Epopeia do Fim Brasileira

Autor(a): Altair Vesta


Volume 3 – Arco 3

Capítulo 54: Batalha Crítica no Deserto 2 - BÊNÇÃO

“Incrível...”, Prometheus voltou a enxergar a natureza do Rei dos Deuses fluir em torno de seu descendente. “Se parece ainda mais com ele.”

Iminente a estremecer o riso contorcido entre os pelos de sua barba ruiva, redefiniu o panorama visual daquele conflito mais uma vez.

Suas provocações tinham acarretado aquilo, afinal de contas. Nada seria tão fácil quanto considerava a priori.

“Preciso matá-lo de uma vez”, traçou o ponto crucial do objetivo.

Essa ainda não era a capacidade absoluta do rapaz, sequer havia dúvidas sobre isso.

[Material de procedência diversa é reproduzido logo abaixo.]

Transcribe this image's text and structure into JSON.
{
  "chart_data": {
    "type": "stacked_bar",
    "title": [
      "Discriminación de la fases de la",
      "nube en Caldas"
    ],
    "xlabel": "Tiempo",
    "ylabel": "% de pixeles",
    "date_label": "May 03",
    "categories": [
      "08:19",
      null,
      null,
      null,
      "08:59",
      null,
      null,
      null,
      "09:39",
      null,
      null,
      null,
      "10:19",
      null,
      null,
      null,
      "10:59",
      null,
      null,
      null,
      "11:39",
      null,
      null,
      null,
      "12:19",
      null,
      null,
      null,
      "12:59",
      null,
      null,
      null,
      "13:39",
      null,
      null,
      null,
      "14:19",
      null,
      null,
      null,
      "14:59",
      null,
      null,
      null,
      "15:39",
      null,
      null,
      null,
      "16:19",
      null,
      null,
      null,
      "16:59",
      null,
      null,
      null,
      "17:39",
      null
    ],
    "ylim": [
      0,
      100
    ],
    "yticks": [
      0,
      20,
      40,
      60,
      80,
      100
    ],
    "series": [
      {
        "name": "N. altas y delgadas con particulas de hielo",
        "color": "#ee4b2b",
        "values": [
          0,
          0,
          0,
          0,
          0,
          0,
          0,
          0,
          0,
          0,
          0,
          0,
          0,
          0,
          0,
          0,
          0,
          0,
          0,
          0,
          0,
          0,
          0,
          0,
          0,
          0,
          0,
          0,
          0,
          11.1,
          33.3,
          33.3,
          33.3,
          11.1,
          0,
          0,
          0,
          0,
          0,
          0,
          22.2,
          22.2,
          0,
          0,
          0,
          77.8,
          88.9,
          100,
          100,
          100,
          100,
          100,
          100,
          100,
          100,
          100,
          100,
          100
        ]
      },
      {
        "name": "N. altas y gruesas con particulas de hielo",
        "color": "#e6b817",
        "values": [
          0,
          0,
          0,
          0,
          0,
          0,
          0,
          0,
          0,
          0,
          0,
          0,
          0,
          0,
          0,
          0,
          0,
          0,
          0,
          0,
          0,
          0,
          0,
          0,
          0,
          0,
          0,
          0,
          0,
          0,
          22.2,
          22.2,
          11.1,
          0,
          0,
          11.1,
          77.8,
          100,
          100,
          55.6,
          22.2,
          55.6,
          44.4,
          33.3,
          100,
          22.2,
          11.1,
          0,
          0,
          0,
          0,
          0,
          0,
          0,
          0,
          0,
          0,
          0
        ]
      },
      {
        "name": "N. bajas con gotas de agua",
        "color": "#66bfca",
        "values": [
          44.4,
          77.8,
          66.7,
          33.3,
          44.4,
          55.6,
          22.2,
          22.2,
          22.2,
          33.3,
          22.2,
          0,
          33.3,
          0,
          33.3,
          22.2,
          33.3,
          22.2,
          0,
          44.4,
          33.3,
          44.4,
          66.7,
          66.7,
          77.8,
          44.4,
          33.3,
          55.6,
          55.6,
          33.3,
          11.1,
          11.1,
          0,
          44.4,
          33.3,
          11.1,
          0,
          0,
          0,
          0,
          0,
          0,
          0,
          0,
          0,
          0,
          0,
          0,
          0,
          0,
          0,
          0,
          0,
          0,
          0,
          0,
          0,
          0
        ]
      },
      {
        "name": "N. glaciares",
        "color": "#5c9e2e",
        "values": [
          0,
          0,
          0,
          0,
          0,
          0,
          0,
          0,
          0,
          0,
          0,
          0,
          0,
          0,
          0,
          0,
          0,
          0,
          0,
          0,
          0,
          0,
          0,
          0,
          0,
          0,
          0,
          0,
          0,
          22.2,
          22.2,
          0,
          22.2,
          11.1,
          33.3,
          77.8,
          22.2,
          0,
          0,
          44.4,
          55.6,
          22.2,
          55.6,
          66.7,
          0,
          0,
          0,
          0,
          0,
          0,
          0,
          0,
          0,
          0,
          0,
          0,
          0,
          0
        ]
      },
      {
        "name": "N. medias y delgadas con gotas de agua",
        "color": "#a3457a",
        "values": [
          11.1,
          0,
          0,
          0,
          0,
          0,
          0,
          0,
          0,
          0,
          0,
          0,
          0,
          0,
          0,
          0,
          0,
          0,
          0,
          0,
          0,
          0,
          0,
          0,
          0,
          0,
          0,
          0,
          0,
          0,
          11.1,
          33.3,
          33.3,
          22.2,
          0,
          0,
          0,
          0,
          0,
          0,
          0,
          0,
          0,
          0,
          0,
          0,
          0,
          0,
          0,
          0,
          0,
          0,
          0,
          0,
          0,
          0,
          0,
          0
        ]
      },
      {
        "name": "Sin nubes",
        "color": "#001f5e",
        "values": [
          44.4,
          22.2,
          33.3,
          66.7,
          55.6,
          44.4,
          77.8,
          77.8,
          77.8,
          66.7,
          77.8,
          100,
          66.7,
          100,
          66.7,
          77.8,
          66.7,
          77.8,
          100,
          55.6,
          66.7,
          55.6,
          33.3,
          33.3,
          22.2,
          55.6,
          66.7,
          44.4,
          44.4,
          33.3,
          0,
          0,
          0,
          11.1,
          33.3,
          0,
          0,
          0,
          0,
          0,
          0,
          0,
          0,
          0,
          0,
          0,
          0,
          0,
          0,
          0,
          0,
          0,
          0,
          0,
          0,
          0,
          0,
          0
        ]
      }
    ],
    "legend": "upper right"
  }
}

O perigo apresentava-se autêntico.

As pontas cacheadas do cabelo bagunçado de Damon meneavam graciosas, à medida que a energia aflorava ao redor.

“Eu sinto... o poder”, fechou seus olhos por um instante.

O fluxo de energia a correr pelos canais interiores, os próprios batimentos cardíacos, os ruídos limpos da respiração branda.

Ele jamais tinha constatado tais detalhes com tamanha clareza.

“Posso vencer”, voltou a abrir as vistas.

Toda a pressão foi dissipada através de um impacto invisível, capaz de trazer calmaria de volta ao recinto.

Prometheus nem pensava em ficar atônito.

Preparado para o reinício da batalha, piscou e, de repente... o jovem simplesmente desapareceu de sua linha de visão, o fazendo arregalar as sobrancelhas.

Não pôde ver, ouvir ou tampouco sentir o punho esquerdo ser rasgado pela espada elétrica do filho de Zeus.

Segundos após o deslocamento ser executado, uma aterradora onda de choque o atingiu, seguida de um estampido ensurdecedor.

O salão inteiro tremeu. Os corredores mais próximos sofreram o mesmo efeito.

Um trovão imponente ecoava sob o Deserto da Perdição...

Velocidade Deus...

Damon falou ao vento, posicionado atrás do titã que levou algum tempo até reagir.

A dor gritante dominou o membro, lacerado num corte límpido. Sangue recheado de pontos dourados derramou sobre o solo.

Foi quando enfim percebeu: tinha perdido a mão que segurava o amuleto.

Um misto de sensações excruciantes lhe correu o corpo e a mente. Pela primeira vez, era assolado por uma aflição inflexível.

Embora fosse um deus, filho de divindade supre ou não...

Ele ainda era só um garoto.

— Seu desgraçado... Me devolva!! — rugiu ao olhar por cima do ombro, perdendo as estribeiras de vez.

Veias saltavam nas têmporas. Os dentes se apertavam na iminência de se partirem.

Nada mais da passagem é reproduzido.